Lots of people feel the urge to cuddle and care for a puppy – especially one that doesn’t have a home and needs all the TLC an animal lover can give. But if you see an online ad for a dog, or any pet, be warned: that pooch’s pic may just be a trick to steal your money.
Scam artists have bilked animal lovers by posting ads with pictures of puppies and other pets. The ads often include a compelling story about why the puppy is available, and details about his or her lovable personality. The ads may request a reasonable payment for the pet, say $300, or they may claim the pet is available to a good home for free – if you pay for shipping.
If you pay, you’ll get additional requests for money for things like vet bills, crating, shipping, or inspection costs. But when it’s all said and spent, Lassie never comes home – because she wasn’t really for sale in the first place.
Here are a few tips to keep you from getting dogged by scammers selling phantom pets:
- Don’t use a money transfer service. The surest sign of a scam is when someone insists you use a money transfer service – like Western Union or MoneyGram – as the only form of payment for a pet. Money transfers are like sending cash; once you send it, you can’t get it back. Cash reload packs – like GreenDot MoneyPak, Vanilla Reload or Reloadit – come with the same risks.
- Do your research. Ask for detailed information about the person selling the pet. What is the person’s full name, phone number and mailing address? What turns up if you search online for the seller’s name or phone number with the word “scam” or “complaint”?

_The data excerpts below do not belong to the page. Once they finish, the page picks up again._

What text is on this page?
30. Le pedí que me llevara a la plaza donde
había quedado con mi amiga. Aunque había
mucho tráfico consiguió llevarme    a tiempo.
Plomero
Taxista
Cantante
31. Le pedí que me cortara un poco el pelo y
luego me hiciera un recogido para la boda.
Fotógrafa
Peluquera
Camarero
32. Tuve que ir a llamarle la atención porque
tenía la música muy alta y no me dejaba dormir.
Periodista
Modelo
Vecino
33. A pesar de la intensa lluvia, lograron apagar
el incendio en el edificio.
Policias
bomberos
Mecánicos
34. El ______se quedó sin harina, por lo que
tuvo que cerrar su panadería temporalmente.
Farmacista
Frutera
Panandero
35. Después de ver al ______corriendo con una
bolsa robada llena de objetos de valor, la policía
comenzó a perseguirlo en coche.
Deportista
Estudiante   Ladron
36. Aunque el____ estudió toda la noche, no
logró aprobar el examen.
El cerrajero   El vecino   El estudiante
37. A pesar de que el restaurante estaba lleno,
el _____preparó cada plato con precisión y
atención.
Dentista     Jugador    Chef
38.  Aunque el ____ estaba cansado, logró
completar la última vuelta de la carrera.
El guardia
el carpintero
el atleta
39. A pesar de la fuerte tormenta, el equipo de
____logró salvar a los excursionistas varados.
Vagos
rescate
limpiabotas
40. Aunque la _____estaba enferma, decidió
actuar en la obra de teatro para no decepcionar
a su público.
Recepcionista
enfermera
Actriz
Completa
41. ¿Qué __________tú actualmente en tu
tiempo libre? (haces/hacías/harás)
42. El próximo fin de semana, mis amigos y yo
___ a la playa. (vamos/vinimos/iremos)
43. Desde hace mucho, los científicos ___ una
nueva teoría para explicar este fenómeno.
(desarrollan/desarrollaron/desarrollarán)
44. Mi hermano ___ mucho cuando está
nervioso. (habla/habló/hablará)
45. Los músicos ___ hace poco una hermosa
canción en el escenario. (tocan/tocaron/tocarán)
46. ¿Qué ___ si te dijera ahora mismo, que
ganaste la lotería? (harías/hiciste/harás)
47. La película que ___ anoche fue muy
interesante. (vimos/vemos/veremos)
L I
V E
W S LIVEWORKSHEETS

- Try doing a reverse image search of the photo to see if it appears in older ads. To do this, right click on the photo and select “copy image location,” “copy image address,” or go to “properties” to copy the image’s location on the internet. Paste the link into a search engine and select the option that allows you to search by image. If the same picture shows up in an older listing, it’s probably a scam. Sometimes, the photos are from social media sites or old listings; the scammer simply re-posts them with a new, bogus online classified ad. But keep in mind: even if you don’t find anything wrong it doesn’t mean that everything’s alright.
- Consider adoption from a local animal shelter. Pets of all types are in shelters across the U.S. waiting for loving homes. Many can be adopted for a small fee.
If a pretending pooch peddler pilfers money from your pockets, file a complaint with the FTC. If you transferred money for to a scammer for a pet that never appeared, let the money transfer company know, too.